Встреча двух мыслящих существ посреди пустого, безлюдного пространства всегда вызывает некоторое смущение, неловкость в душе. Это совсем не то что встретиться с незнакомым человеком в тесной, шумной толпе. На пустом пространстве такая встреча, обмен взглядами, жест, выражение лица — все эти мелочи приобретают неожиданную важность, между людьми возникает особое психологическое напряжение. Виталий Петрович, чуть замедлив шаги, подыскивал подходящие к ситуации слова, нужный тон. Ничего не найдя, использовал первое, что пришло в голову.
— Здорово, мужик, — дружелюбно обратился он к человеку, поравнявшись с камнем. — Далёко ли до станции?
Тот привстал с камня. На дознавателя смотрели холодные, светлые, как будто фаянсовые, глаза.
— Коло его ока вокруг да недалёко.
Очевидное издевательство заключалось и в словах, но особенно в церемонном поклоне. Человечек помолчал, приложил ладонь к груди и, ещё ниже поклонившись, добавил несуразное:
— Остерегайтесь рогатых всадников, ваша честь.
«Вот же придурок!» — разозлился Виталий Петрович Муха, но вежливо сказал:
— Я тебя, между прочим, про дорогу спросил. А ты мне про рогатых всадников заливаешь. Какие ещё всадники?

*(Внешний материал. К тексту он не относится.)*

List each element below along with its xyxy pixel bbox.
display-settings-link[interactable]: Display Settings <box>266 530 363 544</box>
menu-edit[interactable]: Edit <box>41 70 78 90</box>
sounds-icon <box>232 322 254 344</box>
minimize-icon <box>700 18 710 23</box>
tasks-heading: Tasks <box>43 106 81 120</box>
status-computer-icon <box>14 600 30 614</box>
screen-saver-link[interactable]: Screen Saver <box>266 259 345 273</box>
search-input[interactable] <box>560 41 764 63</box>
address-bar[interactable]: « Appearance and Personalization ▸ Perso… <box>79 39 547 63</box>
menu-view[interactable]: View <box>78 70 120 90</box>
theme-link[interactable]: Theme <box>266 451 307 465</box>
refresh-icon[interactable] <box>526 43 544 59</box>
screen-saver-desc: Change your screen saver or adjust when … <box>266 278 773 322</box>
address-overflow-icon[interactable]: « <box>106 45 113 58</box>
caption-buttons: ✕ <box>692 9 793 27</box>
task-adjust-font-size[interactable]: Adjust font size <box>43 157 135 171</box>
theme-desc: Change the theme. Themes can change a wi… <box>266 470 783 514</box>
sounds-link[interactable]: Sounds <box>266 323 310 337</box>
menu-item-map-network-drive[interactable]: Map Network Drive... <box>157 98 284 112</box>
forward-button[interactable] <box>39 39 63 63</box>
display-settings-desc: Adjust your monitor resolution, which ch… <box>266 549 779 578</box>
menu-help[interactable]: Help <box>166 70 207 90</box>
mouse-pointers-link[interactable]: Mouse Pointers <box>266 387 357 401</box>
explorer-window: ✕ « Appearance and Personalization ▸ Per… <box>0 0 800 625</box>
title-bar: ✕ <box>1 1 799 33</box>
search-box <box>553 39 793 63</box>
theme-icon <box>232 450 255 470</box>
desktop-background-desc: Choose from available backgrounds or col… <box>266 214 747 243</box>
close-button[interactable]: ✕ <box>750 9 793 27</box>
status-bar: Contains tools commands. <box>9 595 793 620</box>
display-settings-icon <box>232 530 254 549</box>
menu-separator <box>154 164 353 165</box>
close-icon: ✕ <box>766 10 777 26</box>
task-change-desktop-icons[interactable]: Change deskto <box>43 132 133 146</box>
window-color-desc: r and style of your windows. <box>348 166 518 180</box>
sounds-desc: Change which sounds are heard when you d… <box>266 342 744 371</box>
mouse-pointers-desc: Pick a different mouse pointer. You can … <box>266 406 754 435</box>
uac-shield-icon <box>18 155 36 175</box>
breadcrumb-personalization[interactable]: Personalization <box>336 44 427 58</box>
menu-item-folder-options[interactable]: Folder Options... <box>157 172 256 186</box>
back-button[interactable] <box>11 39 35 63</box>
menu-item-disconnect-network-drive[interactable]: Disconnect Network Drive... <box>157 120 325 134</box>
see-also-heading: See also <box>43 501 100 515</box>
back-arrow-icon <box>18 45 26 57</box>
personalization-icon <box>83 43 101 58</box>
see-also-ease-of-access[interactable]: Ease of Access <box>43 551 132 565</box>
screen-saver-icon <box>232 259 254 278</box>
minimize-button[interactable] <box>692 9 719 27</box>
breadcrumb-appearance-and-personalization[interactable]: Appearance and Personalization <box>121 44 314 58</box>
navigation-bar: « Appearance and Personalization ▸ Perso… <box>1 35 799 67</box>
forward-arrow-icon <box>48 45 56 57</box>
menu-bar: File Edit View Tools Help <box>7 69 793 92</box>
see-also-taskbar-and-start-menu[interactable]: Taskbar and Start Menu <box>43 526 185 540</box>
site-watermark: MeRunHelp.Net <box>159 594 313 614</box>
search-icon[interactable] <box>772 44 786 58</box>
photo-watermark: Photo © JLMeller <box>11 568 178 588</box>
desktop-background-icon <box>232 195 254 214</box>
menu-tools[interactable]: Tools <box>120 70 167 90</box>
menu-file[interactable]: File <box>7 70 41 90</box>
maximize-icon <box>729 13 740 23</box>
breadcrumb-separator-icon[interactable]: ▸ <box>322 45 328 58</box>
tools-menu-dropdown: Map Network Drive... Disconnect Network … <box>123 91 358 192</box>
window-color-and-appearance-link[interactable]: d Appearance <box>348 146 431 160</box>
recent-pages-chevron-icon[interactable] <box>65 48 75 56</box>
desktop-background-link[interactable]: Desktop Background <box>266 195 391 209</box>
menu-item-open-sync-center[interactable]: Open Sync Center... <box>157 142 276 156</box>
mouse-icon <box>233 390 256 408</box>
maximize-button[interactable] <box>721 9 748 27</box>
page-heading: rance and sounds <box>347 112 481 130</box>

Серый человек со спокойным достоинством ответил:
— Всадники на лосях, ваша честь.
Склонил голову, повернулся и пошёл по снежной целине в сторону леса. Некоторое время Муха стоял, сердито глядя вслед маленькой, скукоженной фигурке. Потом успокоился. В скором времени ему предстоял визит в сумасшедший дом. Психика его сама собою исподволь настраивалась на возможную встречу с неадекватными персонажами, поэтому абсурдные слова не показались какой-то особенной странностью.
2
Вернувшись в Москву, Муха отужинал в «Кабачке на Таганке». По сложившейся традиции, тут с Виталия Петровича за питание денег не требовали. А потому дознаватель поневоле набирал лишнего, переедал и после здешних трапез всегда чувствовал тяжесть в желудке.
Дознаватель переговорил со Шпаком, который, сняв фуражку и почтительно сложив руки на коленях, сидел с краю. Шпак был штатным информатором Виталия Петровича. Ничего нового к той картине мира, которая сложилась в голове у дознавателя, информатор не прибавил. Разве что присоединил к сюжету курьезную мелочь. Так художник, стоя перед завершённой картиной, к которой нечего уже прибавить, наносит забавный, но, пожалуй, ненужный мазок. Просто потому, что на кончике кисти осталась капля краплака. Жена Шпака, оказывается, работала в погорелом театре. Та самая баба Зина. Которая не любила Бубенцова.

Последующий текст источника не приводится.